ベルナード監督は、ホラーは「話をするだけで怖くなってしまうので見ない」と言うが、最新作「それぞれの記憶」では、人間心理の恐ろしさを描いた。「これまでラブコメなど、ロマンティックなものを描いてきましたが、今回サイコスリラーを追求しました。人間が一番好きなものを失うこと以上に怖いことはないと思う。何かが人生から欠けるということが重要」と持論を述べた。
ドー監督はベルナード監督の意見を受け、「ホラーでは主役を殺すことができるというコンセプトがいいと思います。何より怖いのは人間。モンスターより人間のほうが怖いと思います。私も喪失感を描けるホラーが好き。ロマンスやコメディは文化的越境が難しいことがありますが、痛み、喪失の感情は世界共通だと思うのです」と同調した。
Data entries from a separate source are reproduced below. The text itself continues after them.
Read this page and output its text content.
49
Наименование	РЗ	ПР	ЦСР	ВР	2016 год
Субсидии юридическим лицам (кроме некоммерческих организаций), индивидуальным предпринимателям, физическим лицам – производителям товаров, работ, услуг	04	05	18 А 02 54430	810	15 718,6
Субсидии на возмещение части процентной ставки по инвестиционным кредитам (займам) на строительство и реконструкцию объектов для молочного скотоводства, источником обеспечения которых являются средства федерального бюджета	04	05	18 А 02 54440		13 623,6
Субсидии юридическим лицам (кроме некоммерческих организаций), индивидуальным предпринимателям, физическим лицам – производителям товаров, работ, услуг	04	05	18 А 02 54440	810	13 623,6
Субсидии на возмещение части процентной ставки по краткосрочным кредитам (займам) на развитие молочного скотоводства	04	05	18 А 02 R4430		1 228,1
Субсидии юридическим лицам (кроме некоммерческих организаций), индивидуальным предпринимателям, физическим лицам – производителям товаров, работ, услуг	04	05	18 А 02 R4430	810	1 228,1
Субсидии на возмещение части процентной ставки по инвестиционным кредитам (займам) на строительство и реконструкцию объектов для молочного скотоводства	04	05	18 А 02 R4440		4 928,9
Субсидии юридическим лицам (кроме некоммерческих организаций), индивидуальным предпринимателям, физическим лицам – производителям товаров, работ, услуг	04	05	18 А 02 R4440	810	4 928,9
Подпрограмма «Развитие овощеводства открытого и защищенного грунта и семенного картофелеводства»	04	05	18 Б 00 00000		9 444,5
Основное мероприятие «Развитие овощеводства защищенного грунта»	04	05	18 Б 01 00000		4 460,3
また、男女平等が叫ばれる昨今、各国の映画界での状況を問われると「フィリピンにはインディペンデントでも商業的な作品でも女性監督はたくさんいます。男女格差が問題視されることはそれほどありませんが、ラブコメなど軽いものを作ると思われがちなところがあるかもしれません。しかし私はそれが悪いとは思いません」(ベルナード監督)、「ハリウッドでも女性監督の立場は大変なようですが、フィリピンにいるのは恵まれていることだと思います。男性、女性、LGBTへの差別偏見もなく、作る機会を与えられており素晴らしいです。大量生産的になって、開発に時間をかけられないのが短所かもしれませんが、作品を作れる機会が多いというのは良いことだと思います」(ハダオネ監督)と、フィリピンの監督陣は説明。
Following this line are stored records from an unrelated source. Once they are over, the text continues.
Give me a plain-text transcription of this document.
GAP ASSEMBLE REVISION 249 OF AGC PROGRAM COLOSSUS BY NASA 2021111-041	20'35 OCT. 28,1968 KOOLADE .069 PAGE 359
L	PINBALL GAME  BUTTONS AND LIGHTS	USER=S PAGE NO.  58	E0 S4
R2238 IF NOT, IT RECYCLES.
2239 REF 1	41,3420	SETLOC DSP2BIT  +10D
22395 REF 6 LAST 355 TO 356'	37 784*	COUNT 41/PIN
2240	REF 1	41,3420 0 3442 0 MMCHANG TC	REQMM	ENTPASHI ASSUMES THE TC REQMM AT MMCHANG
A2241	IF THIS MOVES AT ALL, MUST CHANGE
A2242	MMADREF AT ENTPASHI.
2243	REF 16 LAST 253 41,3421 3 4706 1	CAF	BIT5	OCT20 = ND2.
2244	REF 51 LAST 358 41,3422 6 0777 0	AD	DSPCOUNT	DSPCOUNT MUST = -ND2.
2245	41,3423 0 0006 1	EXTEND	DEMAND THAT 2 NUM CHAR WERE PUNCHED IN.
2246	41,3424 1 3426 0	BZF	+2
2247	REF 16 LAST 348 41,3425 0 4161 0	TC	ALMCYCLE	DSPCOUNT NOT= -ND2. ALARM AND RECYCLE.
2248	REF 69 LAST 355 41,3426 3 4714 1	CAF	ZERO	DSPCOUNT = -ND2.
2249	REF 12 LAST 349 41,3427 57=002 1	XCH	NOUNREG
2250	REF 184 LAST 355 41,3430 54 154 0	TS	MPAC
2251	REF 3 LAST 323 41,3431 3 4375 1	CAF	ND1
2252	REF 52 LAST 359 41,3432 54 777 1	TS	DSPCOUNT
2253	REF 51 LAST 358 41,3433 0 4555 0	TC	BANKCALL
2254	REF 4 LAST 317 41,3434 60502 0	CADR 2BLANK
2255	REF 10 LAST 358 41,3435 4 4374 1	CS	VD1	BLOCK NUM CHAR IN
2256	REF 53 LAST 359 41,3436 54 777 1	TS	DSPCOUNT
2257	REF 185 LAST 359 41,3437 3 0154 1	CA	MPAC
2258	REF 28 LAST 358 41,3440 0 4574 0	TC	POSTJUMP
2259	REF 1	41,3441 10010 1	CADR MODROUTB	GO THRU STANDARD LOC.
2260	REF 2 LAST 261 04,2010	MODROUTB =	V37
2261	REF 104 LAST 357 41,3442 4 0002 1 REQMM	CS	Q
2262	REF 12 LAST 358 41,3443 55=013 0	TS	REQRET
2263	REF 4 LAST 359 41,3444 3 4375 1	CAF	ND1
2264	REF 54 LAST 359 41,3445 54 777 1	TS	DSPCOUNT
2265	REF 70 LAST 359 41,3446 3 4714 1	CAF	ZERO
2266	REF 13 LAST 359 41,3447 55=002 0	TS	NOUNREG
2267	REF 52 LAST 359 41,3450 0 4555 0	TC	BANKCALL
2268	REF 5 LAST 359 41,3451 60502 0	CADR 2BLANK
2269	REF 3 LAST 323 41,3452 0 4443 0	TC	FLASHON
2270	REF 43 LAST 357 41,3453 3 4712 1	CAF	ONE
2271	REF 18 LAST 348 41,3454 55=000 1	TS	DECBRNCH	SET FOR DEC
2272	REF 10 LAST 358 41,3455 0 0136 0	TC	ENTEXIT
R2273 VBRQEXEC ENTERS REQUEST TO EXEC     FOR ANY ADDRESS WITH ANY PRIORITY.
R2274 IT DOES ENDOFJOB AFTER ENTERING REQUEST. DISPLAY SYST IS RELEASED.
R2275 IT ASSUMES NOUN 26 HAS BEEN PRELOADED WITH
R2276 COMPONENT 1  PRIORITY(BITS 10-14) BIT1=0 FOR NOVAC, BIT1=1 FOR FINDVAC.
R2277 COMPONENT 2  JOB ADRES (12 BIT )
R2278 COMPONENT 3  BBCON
ラオス初、唯一の女性監督のドー監督は「私がラオスの映画業界の25%を担っていますが、ハリウッドとは規模が違います。それでも映画を作るのは難しいです。ラオスは政府の公的なファンドがなく、投資家もいません。海外のファンディングに申し込もうとすると、ラオスでラオス語の映画を作りたくても、私がアメリカのパスポートを持ち、ラオス育ちではないゆえに、アジア人の要素が足りないと言われることも。しかし今、世界的に女性の映画の作り手が必要、女性の視点が見たいという意識になっているので、今この時代で映画を作れて幸運だと思う」と語る。女性であることに不公平さを感じたことについて、「男性の監督が大声を出して、機材を蹴ったり、予算を大幅に超えて作ると言うと、『ああ、アーティストだ』と言われるのに、私がやるとビッチだと言われます」と明かす。
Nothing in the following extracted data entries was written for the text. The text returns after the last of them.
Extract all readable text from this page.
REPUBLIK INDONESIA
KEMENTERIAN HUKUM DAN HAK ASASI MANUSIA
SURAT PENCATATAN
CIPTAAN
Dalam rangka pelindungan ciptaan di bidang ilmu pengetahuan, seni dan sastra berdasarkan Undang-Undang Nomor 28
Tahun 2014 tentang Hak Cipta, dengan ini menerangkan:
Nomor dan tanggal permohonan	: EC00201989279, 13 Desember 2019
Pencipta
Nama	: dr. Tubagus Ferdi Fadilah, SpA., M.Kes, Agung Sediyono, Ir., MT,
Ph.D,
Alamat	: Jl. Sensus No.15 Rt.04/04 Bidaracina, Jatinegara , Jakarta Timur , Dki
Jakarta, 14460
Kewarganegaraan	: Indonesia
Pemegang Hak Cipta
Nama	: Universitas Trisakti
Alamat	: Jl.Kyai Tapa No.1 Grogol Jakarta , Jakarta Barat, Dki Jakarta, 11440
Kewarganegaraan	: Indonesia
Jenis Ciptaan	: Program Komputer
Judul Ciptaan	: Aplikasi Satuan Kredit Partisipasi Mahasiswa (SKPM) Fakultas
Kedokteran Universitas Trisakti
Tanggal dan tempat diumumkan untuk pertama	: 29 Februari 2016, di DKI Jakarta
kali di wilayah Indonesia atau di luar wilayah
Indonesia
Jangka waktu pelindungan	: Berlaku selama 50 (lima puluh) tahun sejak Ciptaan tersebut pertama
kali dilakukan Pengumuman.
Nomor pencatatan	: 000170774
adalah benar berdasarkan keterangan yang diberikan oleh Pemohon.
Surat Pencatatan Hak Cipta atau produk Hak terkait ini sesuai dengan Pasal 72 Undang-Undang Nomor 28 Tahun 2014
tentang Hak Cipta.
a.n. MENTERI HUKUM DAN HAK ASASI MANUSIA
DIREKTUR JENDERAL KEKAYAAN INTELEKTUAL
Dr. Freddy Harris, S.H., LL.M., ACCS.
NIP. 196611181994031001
それを受け「フィリピンは、ラブコメ、ロマンス系映画が強い。自分のやり方でやってもそれほど問題視されることはないけれど、金イコール力といわれる背景はある」とハダオネ監督がコメントすると、ベルナード監督は「あなたはブロックバスターの監督だから、何を言っても許されるようなところがあるのよ」とチクリ。「私の『それぞれの記憶』の予告を見た男性監督に『あなたが撮ったの?』と言われた。私は新人ではなく、これまで何作も作っているのに、女性監督がジャンル映画を撮ると言うことについての偏見はあるのかもしれません」と自身の経験を話す。
アメリカで映画製作を学んだドー監督は「ジャンル映画は、どの映画でもそのジャンルで活躍しているのは男性ばかり。まるで“ソーセージパーティ”みたいになっている。でも、ジャンル映画のコミュニティは小さく、男性ばかりのなかでも温かく迎えてくれるので、臆せずに飛び込んでいって欲しい」と女子会さながらのトークを交えながら、3人は映画界のさらなる男女平等、フェアな賃金のありかたなどについて語り合った。
第32回東京国際映画祭は、11月5日まで開催。